Дядюшка даже ничего говорить не стал, только головой потряс.
– И в этом твоя ошибка, – с искренним сожалением произнес Старик. – Фатальная ошибка. Эти двое – мои личные гости, их пригласили сюда по моей просьбе. То есть ты нанес обиду людям, которые находятся под моей защитой. А это уже не глупость. Это безрассудство. Мало того – им покровительствую не только я, но и хозяин этого прекрасного дома.
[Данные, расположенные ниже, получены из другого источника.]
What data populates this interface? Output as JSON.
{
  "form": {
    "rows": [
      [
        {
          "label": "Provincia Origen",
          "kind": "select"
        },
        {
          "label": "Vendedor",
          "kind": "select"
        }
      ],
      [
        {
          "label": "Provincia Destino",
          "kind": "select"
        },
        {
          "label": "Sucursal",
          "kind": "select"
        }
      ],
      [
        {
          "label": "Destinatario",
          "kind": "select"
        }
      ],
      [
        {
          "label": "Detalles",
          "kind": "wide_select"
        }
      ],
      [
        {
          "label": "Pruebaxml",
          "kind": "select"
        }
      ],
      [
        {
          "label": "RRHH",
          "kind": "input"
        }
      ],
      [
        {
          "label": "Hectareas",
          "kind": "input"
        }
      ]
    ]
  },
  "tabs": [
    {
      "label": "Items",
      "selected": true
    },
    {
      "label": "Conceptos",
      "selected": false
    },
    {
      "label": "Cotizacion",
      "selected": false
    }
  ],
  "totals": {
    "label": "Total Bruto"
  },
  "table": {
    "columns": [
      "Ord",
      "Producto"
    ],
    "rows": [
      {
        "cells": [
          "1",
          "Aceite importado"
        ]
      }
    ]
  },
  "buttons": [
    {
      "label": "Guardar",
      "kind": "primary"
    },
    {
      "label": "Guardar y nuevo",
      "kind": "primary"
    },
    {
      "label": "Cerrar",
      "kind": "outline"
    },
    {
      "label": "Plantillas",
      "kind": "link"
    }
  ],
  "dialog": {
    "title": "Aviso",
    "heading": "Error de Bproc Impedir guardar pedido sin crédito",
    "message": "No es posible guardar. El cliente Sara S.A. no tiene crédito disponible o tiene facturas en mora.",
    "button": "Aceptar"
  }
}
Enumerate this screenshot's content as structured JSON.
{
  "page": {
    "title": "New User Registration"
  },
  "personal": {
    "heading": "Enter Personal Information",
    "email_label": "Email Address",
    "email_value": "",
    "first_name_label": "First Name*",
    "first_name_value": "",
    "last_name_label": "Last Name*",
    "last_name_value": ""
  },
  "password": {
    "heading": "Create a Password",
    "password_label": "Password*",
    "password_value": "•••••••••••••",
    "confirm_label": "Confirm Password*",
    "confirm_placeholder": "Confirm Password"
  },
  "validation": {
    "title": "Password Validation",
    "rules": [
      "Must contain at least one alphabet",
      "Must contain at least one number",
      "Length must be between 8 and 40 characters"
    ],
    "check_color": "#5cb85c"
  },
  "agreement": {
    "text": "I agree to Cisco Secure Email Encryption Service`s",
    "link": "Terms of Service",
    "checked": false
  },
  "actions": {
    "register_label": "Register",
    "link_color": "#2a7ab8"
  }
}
Ведь это он пригласил их сюда от моего имени. Мой отчаянно смелый Эверт Клюге, ты хочешь померяться силами со мной и моим братом?
Дядюшка рухнул на колени.
– Генрих, что ты там говорил про цветок и оранжерею? – спросил у кого-то невероятно язвительный девичий голос, на этот раз на английском. – Напомни?
Никто ничего не ответил.
– Я вижу, что ты усвоил разницу между глупостью и безрассудством, мой сообразительный Эверт Клюге, – одобрительно произнес Старик. – И впредь верно подбирай слова, если же не можешь этого сделать, то просто молчи. А еще лучше – не совершай глупых и безрассудных поступков, в другой раз тебе может повезти гораздо меньше, чем сегодня. Да и всем присутствующим я рекомендую помнить о том, что они сейчас здесь увидели и услышали.